Of the 572,000 ha of forest claimed to be of high conservation value over 40,000 ha is from timber harvesting since the early 1960’s when clearfell burn and sow silviculture was introduced to ensure regeneration of Wet eucalypt forests.

The forests demanded by the Greens to be placed in National Parks and described by the Prime Minister as ancient and iconic include forest that has already been harvested before that date. The greenies used to claim industrial forestry destroyed; now claim that it creates HCV forests.

Have a close look at the Styx valley in a video at http://www.forestrytas.com.au/topics/2011/05/a-job-well-done that shows a forest coupe that was clearfelled and then regenerated to supply the pulp and paper mill at Boyer and is now identified as High Conservation Value.

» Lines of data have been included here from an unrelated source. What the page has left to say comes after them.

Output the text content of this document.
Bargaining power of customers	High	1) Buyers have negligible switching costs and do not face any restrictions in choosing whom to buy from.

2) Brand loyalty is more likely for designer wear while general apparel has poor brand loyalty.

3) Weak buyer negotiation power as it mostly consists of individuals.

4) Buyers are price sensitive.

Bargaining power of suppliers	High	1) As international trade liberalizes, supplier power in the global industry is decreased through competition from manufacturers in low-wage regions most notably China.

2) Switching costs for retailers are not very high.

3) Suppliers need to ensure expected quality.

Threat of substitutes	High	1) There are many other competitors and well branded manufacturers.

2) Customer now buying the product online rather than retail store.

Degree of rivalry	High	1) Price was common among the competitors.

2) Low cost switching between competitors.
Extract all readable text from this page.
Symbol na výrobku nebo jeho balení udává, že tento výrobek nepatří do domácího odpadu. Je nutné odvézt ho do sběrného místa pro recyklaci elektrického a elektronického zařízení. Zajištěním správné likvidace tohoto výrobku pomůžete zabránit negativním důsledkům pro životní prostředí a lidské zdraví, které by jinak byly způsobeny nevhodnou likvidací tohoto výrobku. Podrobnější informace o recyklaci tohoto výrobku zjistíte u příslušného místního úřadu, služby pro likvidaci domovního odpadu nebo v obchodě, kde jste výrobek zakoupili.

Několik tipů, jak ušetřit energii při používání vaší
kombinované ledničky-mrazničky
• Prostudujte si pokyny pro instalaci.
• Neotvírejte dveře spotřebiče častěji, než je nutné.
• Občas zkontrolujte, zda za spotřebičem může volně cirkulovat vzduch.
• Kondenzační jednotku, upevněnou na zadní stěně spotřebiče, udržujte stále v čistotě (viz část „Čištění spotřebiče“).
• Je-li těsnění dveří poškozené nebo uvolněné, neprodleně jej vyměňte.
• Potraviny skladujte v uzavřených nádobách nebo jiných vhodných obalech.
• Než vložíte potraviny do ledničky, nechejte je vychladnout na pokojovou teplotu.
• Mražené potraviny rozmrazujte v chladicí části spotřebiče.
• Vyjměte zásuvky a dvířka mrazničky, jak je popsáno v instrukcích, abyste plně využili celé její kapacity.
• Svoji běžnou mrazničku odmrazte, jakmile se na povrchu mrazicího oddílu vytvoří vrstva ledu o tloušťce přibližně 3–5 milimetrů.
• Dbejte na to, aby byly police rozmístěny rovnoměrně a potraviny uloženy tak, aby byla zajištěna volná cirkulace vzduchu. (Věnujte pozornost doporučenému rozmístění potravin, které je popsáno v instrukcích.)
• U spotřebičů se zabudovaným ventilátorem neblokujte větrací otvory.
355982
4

The first map of high conservation value forest released in 2010 a included a coupe in the Picton Valley, that had been photographed and used in a postcard campaign to demand forest lockups in the 1990s. Compare the image at http://www.fao.org/docrep/007/ae542e/ae542e18.jpg , a coupe harvested in 1989 and subject to regeneration burning, to the image in 2003
and http://www.fao.org/docrep/007/ae542e/ae542e1a.jpg

Now forest and timber workers have to rely on the independent verifier appointed by the Prime minister. When he was National director the Wilderness Society, Jonathan West was quoted as stating:
“The Wilderness society knows what it wants and there will be no second grabs for more if it gets it. Leave untouched the National estate [forests]..., there will be total peace.
West said the area represented only 10 per cent of the forests available to logging”

Tasmania only has 2.2 million ha of public forests so 10% is 220,000 ha, will the greens hand back most of the 1.4 million ha already reserved?